Anfangs fuhr Fahrenbach mit seiner Frau alleine zu den illegalen Fangschiffen hinaus. Mitten in der Nacht, mitten auf dem Meer. Die Schiffe waren weit teils gereist, sie kamen aus anderen asiatischen Ländern oder philippinischen Inseln. „Wir wollten ihnen ja das Geschäft kaputtmachen, und bekamen nicht selten Morddrohungen“, erinnert sich der Aktivist. „Uns waren die Hände gebunden, aber dann stieß meine Frau auf die Möglichkeit einer Küstenwache.“ So gründeten die Fahrenbachs vor Ort die erste freiwillige Küstenwache, inzwischen eine große Gruppe. „Dann durften wir Uniformen tragen und das Gesetz vertreten. Und fingen an, das Gebiet zu reinigen, meistens mitten in der Nacht. Das hat Jahre gedauert und war nicht ungefährlich.“ Kleineren Booten wurde die Ausrüstung, größeren die Papiere konfisziert, um sie vor Gericht zu bringen. Mittlerweile waren auch Securitys mit an Bord. Unterstützung bekam die Küstenwache auch von einer philippinischen Rechtsschutzorganisation, die auf Umweltdelikte spezialisiert war. „Das spricht sich natürlich schnell 'rum, und so hatten wir nach ein paar Jahren Ruhe.“ 2017 kam noch ein alter philippinischer Stamm mit ins Boot: die Tagbanwa. Früher jagten sie Dugongs zum Verzehr, heute gilt das Meeresgebiet ihres Stammes im Norden Calauits als Dugong-Schutzpark. Wie Fahrenbach organisieren auch die Tagbanwa edukatives Dugong-Watching und verteidigen den Lebensraum der Seekühe vor illegaler Bejagung und Fischerei. Die „Mermaid Guardians“, wie die Küstenwache und die Tagbanwa vor Ort auch genannt werden, arbeiten dabei zusammen, tauschen Daten und Beobachtungen aus. Für Fahrenbach sind seine nördlichen Nachbarn Verbündete. Einen Widerspruch zwischen Tourismus und Artenschutz sieht er nicht, im Gegenteil: „Edukativer, nachhaltiger Tourismus ist für mich der beste Schutz für die Umwelt.“ Gerade auf den mehr als 7.000 Philippineninseln sei eine flächendeckende Küstenwache nicht möglich. „Tourismusanbieter und Tauchschulen wollen schöne Schnorchel- und Tauchplätze, und somit schützen sie die Gebiete.“ Aktuell kämpft die Küstenwache gegen Kelpfarmen: Lange Schnüre werden mit Kelpalgen bepflanzt, die als Naturgelatine in Pharmakapseln zum Einsatz kommen. „Die Dugongs kratzen sich gern an den Schnüren und verheddern sich darin, was oft zu qualvollem Ertrinken führt“, so Fahrenbach. Innerhalb des Schutzparks sind sie bereits tabu, doch Dugongs halten sich selten an menschliche Ortsgrenzen.
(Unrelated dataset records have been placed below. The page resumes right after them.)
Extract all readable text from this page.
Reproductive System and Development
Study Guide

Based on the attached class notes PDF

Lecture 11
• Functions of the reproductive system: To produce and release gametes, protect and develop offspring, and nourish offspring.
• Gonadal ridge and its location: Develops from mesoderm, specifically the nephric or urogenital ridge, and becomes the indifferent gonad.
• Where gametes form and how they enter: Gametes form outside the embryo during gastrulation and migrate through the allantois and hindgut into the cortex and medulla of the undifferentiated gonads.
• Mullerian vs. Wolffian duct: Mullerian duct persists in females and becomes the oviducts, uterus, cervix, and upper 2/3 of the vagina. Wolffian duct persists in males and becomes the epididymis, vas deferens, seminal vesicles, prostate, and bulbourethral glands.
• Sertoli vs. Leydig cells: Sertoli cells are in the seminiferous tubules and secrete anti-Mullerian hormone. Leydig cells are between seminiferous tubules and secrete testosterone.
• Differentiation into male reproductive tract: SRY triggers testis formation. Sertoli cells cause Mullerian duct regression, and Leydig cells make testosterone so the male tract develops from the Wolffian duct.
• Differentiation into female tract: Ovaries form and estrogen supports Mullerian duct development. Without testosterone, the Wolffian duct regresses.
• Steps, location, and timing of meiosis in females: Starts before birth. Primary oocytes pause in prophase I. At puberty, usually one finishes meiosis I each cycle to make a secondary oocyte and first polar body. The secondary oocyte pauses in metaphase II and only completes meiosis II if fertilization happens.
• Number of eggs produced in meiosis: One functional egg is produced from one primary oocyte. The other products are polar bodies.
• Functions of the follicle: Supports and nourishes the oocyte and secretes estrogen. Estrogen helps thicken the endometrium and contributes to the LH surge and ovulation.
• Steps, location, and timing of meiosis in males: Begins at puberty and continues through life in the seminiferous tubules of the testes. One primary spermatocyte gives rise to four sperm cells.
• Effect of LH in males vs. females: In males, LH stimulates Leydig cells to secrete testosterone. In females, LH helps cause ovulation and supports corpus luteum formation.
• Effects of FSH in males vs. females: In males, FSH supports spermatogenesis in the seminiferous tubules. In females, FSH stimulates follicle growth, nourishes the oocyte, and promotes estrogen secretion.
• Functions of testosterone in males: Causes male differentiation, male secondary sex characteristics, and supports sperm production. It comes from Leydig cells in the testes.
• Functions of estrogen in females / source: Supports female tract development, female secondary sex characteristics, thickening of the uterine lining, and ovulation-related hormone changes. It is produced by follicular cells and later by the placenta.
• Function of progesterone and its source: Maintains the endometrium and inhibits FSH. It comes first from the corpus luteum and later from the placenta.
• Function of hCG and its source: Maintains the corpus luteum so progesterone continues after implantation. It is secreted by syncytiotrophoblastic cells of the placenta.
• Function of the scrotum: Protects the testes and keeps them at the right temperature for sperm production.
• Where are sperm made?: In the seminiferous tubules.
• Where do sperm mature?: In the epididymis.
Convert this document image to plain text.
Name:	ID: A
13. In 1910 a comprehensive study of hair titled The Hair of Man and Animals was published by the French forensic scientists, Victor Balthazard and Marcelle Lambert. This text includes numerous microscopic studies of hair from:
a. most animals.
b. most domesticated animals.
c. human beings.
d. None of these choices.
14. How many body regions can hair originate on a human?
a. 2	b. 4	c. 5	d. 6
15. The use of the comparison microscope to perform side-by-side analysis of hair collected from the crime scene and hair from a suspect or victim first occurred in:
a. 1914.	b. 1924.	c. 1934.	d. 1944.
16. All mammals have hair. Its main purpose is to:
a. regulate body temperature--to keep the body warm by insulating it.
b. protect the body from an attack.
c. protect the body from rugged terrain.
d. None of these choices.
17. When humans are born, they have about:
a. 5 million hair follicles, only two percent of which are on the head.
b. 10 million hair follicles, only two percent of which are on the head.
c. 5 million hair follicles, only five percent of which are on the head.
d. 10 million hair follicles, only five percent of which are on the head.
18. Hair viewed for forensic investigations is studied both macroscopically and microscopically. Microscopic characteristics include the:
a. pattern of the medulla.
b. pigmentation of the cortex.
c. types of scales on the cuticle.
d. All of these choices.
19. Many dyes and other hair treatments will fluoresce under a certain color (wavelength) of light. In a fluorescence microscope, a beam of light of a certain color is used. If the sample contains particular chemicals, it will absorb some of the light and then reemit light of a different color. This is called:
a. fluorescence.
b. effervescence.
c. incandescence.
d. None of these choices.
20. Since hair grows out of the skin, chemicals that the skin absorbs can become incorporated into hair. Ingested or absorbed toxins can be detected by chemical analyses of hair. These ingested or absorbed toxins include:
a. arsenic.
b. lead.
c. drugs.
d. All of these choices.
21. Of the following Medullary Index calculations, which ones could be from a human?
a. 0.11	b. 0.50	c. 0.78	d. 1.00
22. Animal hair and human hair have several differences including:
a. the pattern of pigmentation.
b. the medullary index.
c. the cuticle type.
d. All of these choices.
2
Fahrenbach blickt aufs Meer. Irgendwo da draußen trimmt Aban gerade seine Wiese. Die Früchte seiner Gartenarbeit ernten auch wir: Gesunde Seegraswiesen, die CO2 speichern und das weltweite Klima regulieren. Sauerstoff. Artenreiche Ozeane als Lebensgrundlage. Und als Sehnsuchtsorte.


Diese freie Reportage entstand während einer Philippinenreise im Jahr 2023.